2. Ohm's Law for AC Circuits: For a purely capacitive circuit, the rms value of the current (\(I_{\text{rms}}\)) is related to the rms value of the voltage (\(V_{\text{rms}}\)) and the capacitive reactance (\(X_C\)) by:

\[ I_{\text{rms}} = \frac{V_{\text{rms}}}{X_C} \]

3. Conduction and Displacement Current: - The current flowing through the connecting wires of the circuit is the conduction current (\(I_c\)). - The current that exists between the plates of the capacitor due to the changing electric field is the displacement current (\(I_d\)). - For an ideal capacitor in an AC circuit, the magnitude of the displacement current between the plates is exactly equal to the magnitude of the conduction current in the wires at all times. \[ I_c = I_d \]

Step-by-Step Solution:

Step 1: List the given values from the problem statement.

Capacitance, \( C = 200 \text{ pF} = 200 \times 10^{-12} \text{ F} \).

RMS voltage of the AC supply, \( V_{\text{rms}} = 230 \text{ V} \).

Angular frequency of the AC supply, \( \omega = 300 \text{ rad/s} \).

Step 2: Calculate the capacitive reactance (\(X_C\)) of the capacitor.

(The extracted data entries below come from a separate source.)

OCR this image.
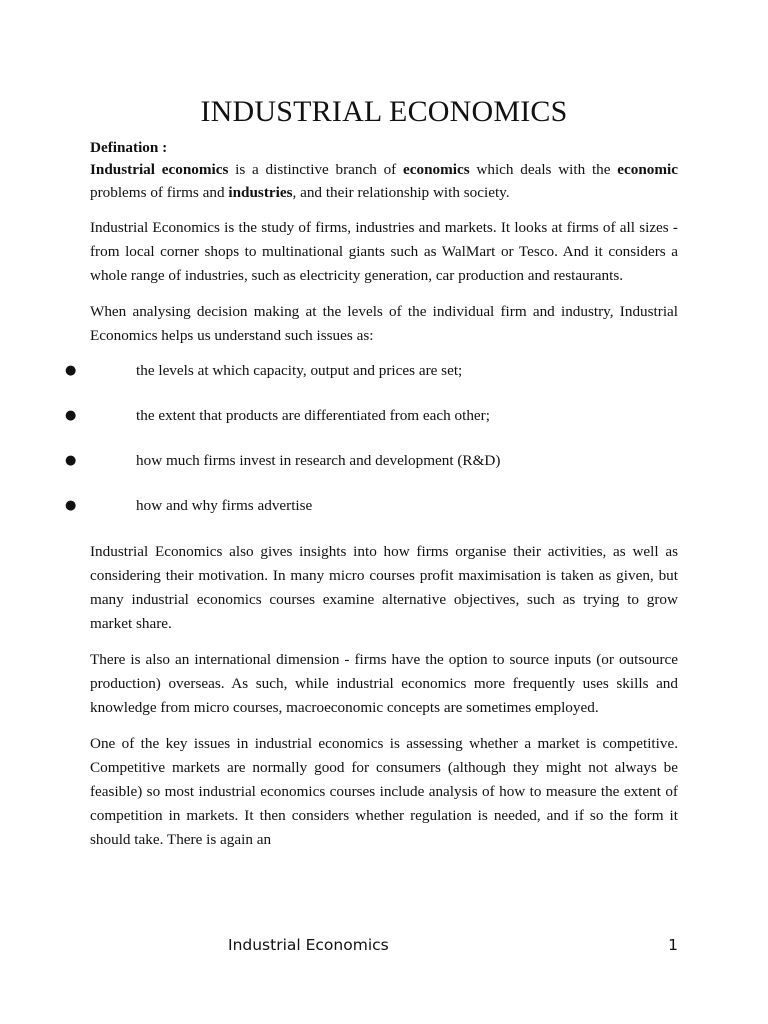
INDUSTRIAL ECONOMICS
Defination :
Industrial economics is a distinctive branch of economics which deals with the economic problems of firms and industries, and their relationship with society.

Industrial Economics is the study of firms, industries and markets. It looks at firms of all sizes - from local corner shops to multinational giants such as WalMart or Tesco. And it considers a whole range of industries, such as electricity generation, car production and restaurants.

When analysing decision making at the levels of the individual firm and industry, Industrial Economics helps us understand such issues as:

●	the levels at which capacity, output and prices are set;
●	the extent that products are differentiated from each other;
●	how much firms invest in research and development (R&D)
●	how and why firms advertise

Industrial Economics also gives insights into how firms organise their activities, as well as considering their motivation. In many micro courses profit maximisation is taken as given, but many industrial economics courses examine alternative objectives, such as trying to grow market share.

There is also an international dimension - firms have the option to source inputs (or outsource production) overseas. As such, while industrial economics more frequently uses skills and knowledge from micro courses, macroeconomic concepts are sometimes employed.

One of the key issues in industrial economics is assessing whether a market is competitive. Competitive markets are normally good for consumers (although they might not always be feasible) so most industrial economics courses include analysis of how to measure the extent of competition in markets. It then considers whether regulation is needed, and if so the form it should take. There is again an

Industrial Economics	1
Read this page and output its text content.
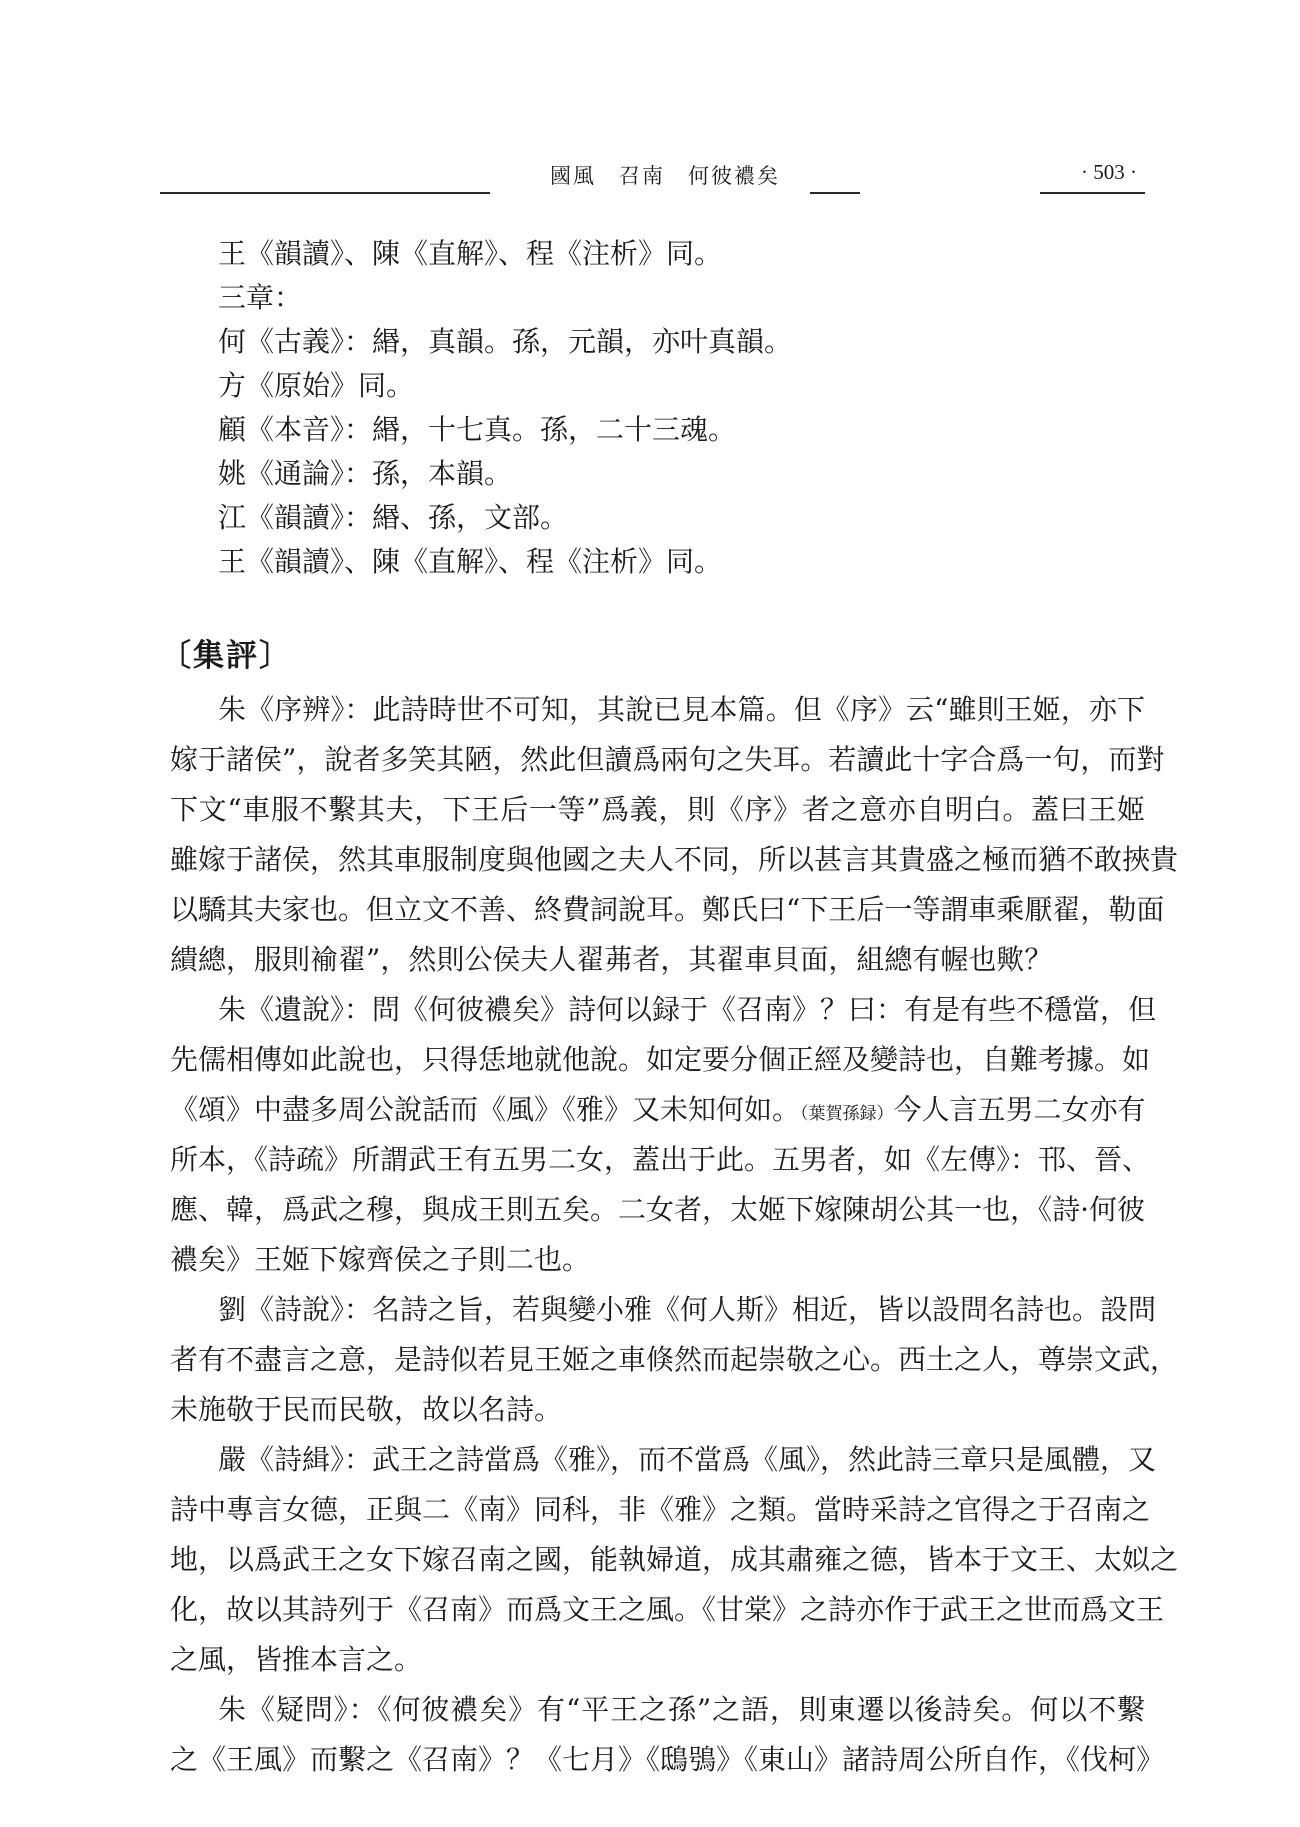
國風　召南　何彼襛矣	· 503 ·
王《韻讀》、陳《直解》、程《注析》同。
三章：
何《古義》：緡，真韻。孫，元韻，亦叶真韻。
方《原始》同。
顧《本音》：緡，十七真。孫，二十三魂。
姚《通論》：孫，本韻。
江《韻讀》：緡、孫，文部。
王《韻讀》、陳《直解》、程《注析》同。
〔集評〕
朱《序辨》：此詩時世不可知，其說已見本篇。但《序》云“雖則王姬，亦下
嫁于諸侯”，說者多笑其陋，然此但讀爲兩句之失耳。若讀此十字合爲一句，而對
下文“車服不繫其夫，下王后一等”爲義，則《序》者之意亦自明白。蓋曰王姬
雖嫁于諸侯，然其車服制度與他國之夫人不同，所以甚言其貴盛之極而猶不敢挾貴
以驕其夫家也。但立文不善、終費詞說耳。鄭氏曰“下王后一等謂車乘厭翟，勒面
繢總，服則褕翟”，然則公侯夫人翟茀者，其翟車貝面，組總有幄也歟？
朱《遺說》：問《何彼襛矣》詩何以録于《召南》？曰：有是有些不穩當，但
先儒相傳如此說也，只得恁地就他說。如定要分個正經及變詩也，自難考據。如
《頌》中盡多周公說話而《風》《雅》又未知何如。（葉賀孫録）今人言五男二女亦有
所本，《詩疏》所謂武王有五男二女，蓋出于此。五男者，如《左傳》：邗、晉、
應、韓，爲武之穆，與成王則五矣。二女者，太姬下嫁陳胡公其一也，《詩·何彼
襛矣》王姬下嫁齊侯之子則二也。
劉《詩說》：名詩之旨，若與變小雅《何人斯》相近，皆以設問名詩也。設問
者有不盡言之意，是詩似若見王姬之車倏然而起崇敬之心。西土之人，尊崇文武，
未施敬于民而民敬，故以名詩。
嚴《詩緝》：武王之詩當爲《雅》，而不當爲《風》，然此詩三章只是風體，又
詩中專言女德，正與二《南》同科，非《雅》之類。當時采詩之官得之于召南之
地，以爲武王之女下嫁召南之國，能執婦道，成其肅雍之德，皆本于文王、太姒之
化，故以其詩列于《召南》而爲文王之風。《甘棠》之詩亦作于武王之世而爲文王
之風，皆推本言之。
朱《疑問》：《何彼襛矣》有“平王之孫”之語，則東遷以後詩矣。何以不繫
之《王風》而繫之《召南》？《七月》《鴟鴞》《東山》諸詩周公所自作，《伐柯》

Using the formula \( X_C = \frac{1}{\omega C} \):

\[ X_C = \frac{1}{(300 \text{ rad/s}) \times (200 \times 10^{-12} \text{ F})} \] \[ X_C = \frac{1}{60000 \times 10^{-12}} \, \Omega = \frac{1}{6 \times 10^4 \times 10^{-12}} \, \Omega \] \[ X_C = \frac{1}{6 \times 10^{-8}} \, \Omega = \frac{10^8}{6} \, \Omega \]

Step 3: Calculate the rms value of the conduction current (\(I_{c, \text{rms}}\)) using Ohm's law for AC circuits.

The rms conduction current is the rms current flowing in the circuit.

\[ I_{c, \text{rms}} = \frac{V_{\text{rms}}}{X_C} \]

Substituting the values:

\[ I_{c, \text{rms}} = \frac{230 \text{ V}}{\frac{10^8}{6} \, \Omega} = \frac{230 \times 6}{10^8} \text{ A} \] \[ I_{c, \text{rms}} = \frac{1380}{10^8} \text{ A} = 1380 \times 10^{-8} \text{ A} \] \[ I_{c, \text{rms}} = 1.38 \times 10^{-5} \text{ A} = 13.8 \times 10^{-6} \text{ A} = 13.8 \, \mu\text{A} \]

Step 4: Determine the rms value of the displacement current (\(I_{d, \text{rms}}\)).

For a capacitor, the displacement current between the plates is equal to the conduction current in the connecting wires. Therefore:

\[ I_{d, \text{rms}} = I_{c, \text{rms}} \] \[ I_{d, \text{rms}} = 13.8 \, \mu\text{A} \]

The rms value of the conduction current is 13.8 µA, and the rms value of the displacement current is also 13.8 µA.

Therefore, the respective values are 13.8 µA and 13.8 µA.